XRD of TiO2 NPs/h-BN before and after thermal catalysis.

TABLE 1

Recycling and stability of TiO2 NPs/h-BN.

Cycle	Recovery rate	Decomposition temperature of AP (°C)
1	98 (%)	380.8
2	95 (%)	380.3
3	92 (%)	380.7

Catalytic mechanisms

The addition of h-BNNS inhibited the agglomeration of TiO2 particles during the preparation process and synergistically enhanced the catalytic activity by forming a hybrid structure (Al- Ani and Hogarth, 1985; Al- Kuhaili et al., 2002; Cui et al., 2012; Xu et al., 2013; Zhao et al., 2016).

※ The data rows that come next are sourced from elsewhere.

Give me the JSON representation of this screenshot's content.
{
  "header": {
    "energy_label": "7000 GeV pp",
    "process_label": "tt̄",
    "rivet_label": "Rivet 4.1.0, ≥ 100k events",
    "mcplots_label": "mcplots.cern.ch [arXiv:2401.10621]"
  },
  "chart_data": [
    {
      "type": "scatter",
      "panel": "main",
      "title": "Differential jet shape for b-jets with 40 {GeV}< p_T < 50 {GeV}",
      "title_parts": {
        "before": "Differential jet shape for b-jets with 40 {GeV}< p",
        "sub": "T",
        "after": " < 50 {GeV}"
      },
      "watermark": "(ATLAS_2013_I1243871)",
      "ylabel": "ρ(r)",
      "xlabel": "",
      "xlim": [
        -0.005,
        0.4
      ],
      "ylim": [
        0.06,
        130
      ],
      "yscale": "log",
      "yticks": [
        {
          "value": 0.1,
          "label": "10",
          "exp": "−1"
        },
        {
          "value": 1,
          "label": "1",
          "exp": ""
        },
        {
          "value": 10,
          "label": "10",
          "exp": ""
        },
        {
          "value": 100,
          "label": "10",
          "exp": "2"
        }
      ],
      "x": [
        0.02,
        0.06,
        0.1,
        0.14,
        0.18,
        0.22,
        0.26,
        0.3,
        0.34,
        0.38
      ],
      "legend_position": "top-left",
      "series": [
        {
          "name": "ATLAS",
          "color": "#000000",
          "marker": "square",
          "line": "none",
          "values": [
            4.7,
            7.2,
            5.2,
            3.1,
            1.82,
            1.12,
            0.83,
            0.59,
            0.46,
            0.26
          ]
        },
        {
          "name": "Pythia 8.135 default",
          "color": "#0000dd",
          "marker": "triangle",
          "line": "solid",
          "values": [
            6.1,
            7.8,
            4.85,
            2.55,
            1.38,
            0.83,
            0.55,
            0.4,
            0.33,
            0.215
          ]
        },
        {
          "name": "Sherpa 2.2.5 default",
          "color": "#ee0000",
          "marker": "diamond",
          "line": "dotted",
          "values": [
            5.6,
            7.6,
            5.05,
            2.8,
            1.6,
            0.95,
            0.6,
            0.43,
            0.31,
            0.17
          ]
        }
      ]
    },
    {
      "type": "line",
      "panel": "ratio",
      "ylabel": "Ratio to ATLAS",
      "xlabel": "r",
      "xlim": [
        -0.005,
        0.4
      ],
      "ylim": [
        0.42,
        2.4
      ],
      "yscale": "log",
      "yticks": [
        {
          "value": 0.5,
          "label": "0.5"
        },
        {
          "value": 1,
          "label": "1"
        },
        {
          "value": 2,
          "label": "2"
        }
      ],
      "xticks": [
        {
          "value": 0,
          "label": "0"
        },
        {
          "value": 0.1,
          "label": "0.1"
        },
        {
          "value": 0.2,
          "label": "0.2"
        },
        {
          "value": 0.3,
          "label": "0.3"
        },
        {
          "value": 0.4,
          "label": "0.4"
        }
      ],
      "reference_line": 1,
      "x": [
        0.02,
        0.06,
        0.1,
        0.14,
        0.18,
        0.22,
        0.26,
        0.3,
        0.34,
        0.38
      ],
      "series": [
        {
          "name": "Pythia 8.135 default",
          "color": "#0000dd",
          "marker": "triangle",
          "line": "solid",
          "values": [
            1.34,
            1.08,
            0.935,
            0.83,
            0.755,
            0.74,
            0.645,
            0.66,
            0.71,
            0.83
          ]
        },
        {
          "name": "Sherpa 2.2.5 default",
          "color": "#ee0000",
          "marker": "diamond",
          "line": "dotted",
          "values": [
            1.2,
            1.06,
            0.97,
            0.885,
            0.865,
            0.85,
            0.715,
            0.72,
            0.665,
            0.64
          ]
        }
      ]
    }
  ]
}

The catalytic effect of h-BN was attributed to the negatively charged h-BN surface (Shen et al., 2006; Tu et al., 2014), which facilitated the transfer of induced holes to the TiO2 surface due to the electrostatic attraction between them to form OH− or ·OH radicals, which initiated subsequent surface degradation reaction (Li et al., 2008; Sharma et al., 2014; Eslami et al., 2017).

The catalytic process is shown in Figure 8. The adsorption of HClO4 and NH3 obtained from the first decomposition prevented the decomposition of AP. (Reid et al., 2007; Li et al., 2015a; Li et al., 2015b; Abazari and Mahjoub, 2017). As the temperature increased, conduction band electrons and valence band holes were generated on the surface of h-BN, and the generated electrons reacted with HClO4, resulting in the reduction of HClO4 to a superoxide radical anion. O2 − further reacted with NH3 to generate H2O, NO2, and N2O (Zhang et al., 2014; Jain et al., 2019).

FIGURE 8

Schematic of the thermal decomposition of AP with TiO2 NPs/h-BN as additives; CB, conduction band; VB, valence band.

Conclusion

A novel TiO2 NPs/h-BN hybrid material with strong interfacial interactions has been successfully constructed by in situ solvothermal growth. Experiments showed that the TiO2 NPs/h-BN exhibited a good catalytic effect on the decomposition of AP, which reduced the high thermal decomposition temperature of AP by 67.6°C. At the same time, we deeply analyzed TiO2 NPs/h-BN as a novel catalyst to provide a mechanism for thermal decomposition of AP.